我有一个小问题:我需要scrapy循环预定次数。这样做的原因是我正在提交POST请求并抓取结果。但是,结果不在一个页面上,因此需要再次POST,并且“cpipage”递增。 cpipage是页码。这是我的蜘蛛代码,我已将URL更改为nourl.com,因为这不是我正在抓取的网站。
from scrapy.contrib.spiders import CrawlSpider, Rule
from scrapy.spider import Spider
from scrapy.contrib.linkextractors.sgml import SgmlLinkExtractor
from scrapy.selector import Selector
from scrapy.http import FormRequest, Request
#from etmd.items import Etmditems
import scrapy
class EtmdSpider(Spider):
name = "etmd"
start_urls = ["http://b2.nourl.com/dp.asp"]

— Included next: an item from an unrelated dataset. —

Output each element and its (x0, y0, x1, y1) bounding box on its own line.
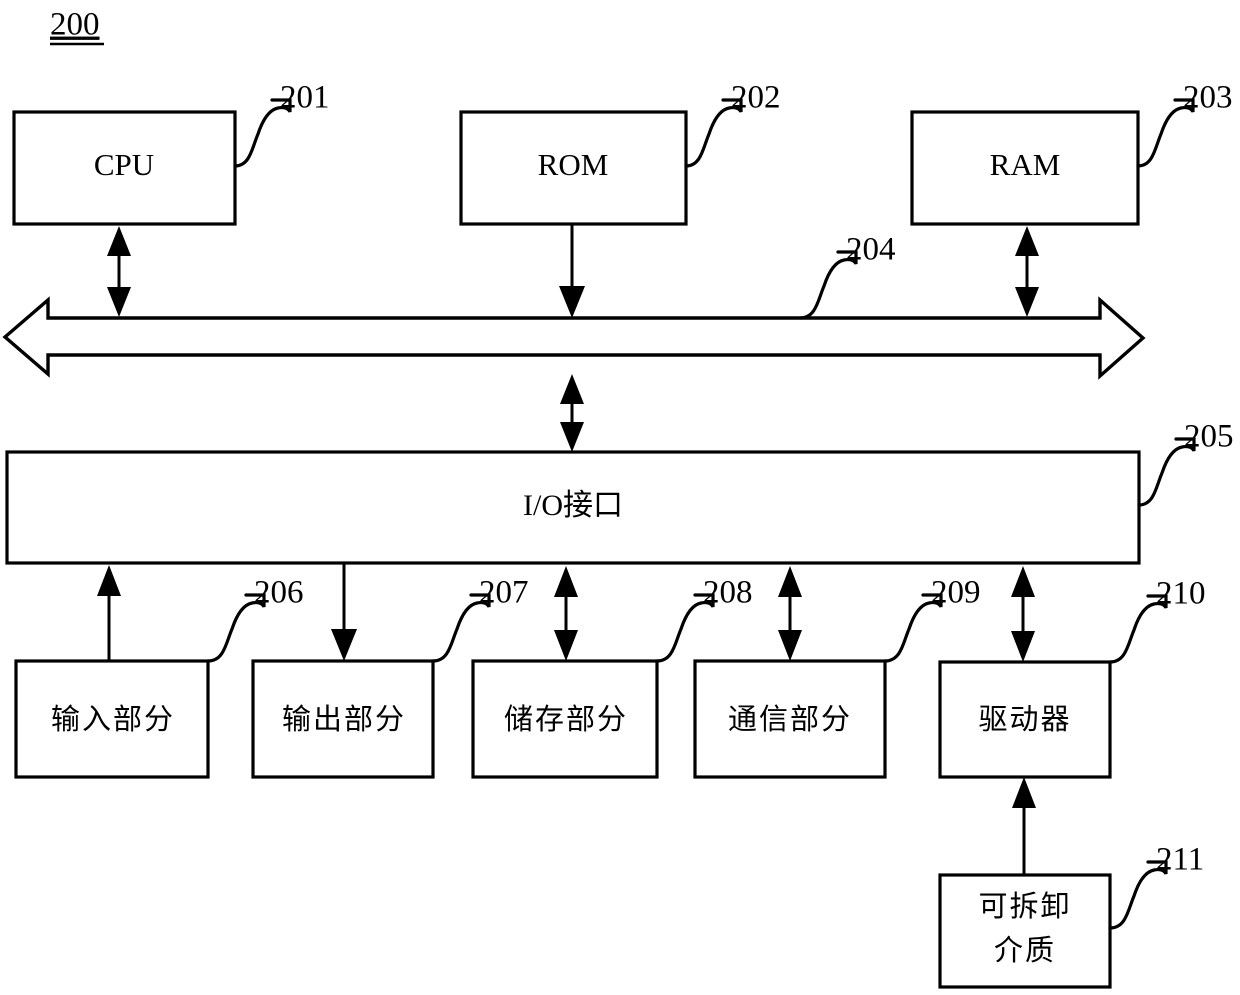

def parse(self, response):
url = "http://b2.nourl.com/dp.asp"
payload = {"AppKey": "94921000e1999f84a518725", "ComparisonType1_1": "LIKE", "Value1_1": "", "MatchNull1_1" : "N", "ComparisonType2_1" : "LIKE", "MatchNull2_1" : "N", "Value2_1" : "", "ComparisonType3_1": "=", "MatchNull3_1" : "N", "Value3_1" : "", "x":"69", "y":"27", "FieldName1" : "County", "Operator1": "OR", "NumCriteriaDetails1": "1", "Operator2" : "OR", "NumCriteriaDetails2" : "1", "FieldName3": "Year", "Operator3" : "OR", "NumCriteriaDetails3": "1", "PageID" : "2", "GlobalOperator": "AND", "NumCriteria" : "3", "Search" : "1", "cpipage": "4"}
return (FormRequest(url, formdata = payload, callback = self.parse_data))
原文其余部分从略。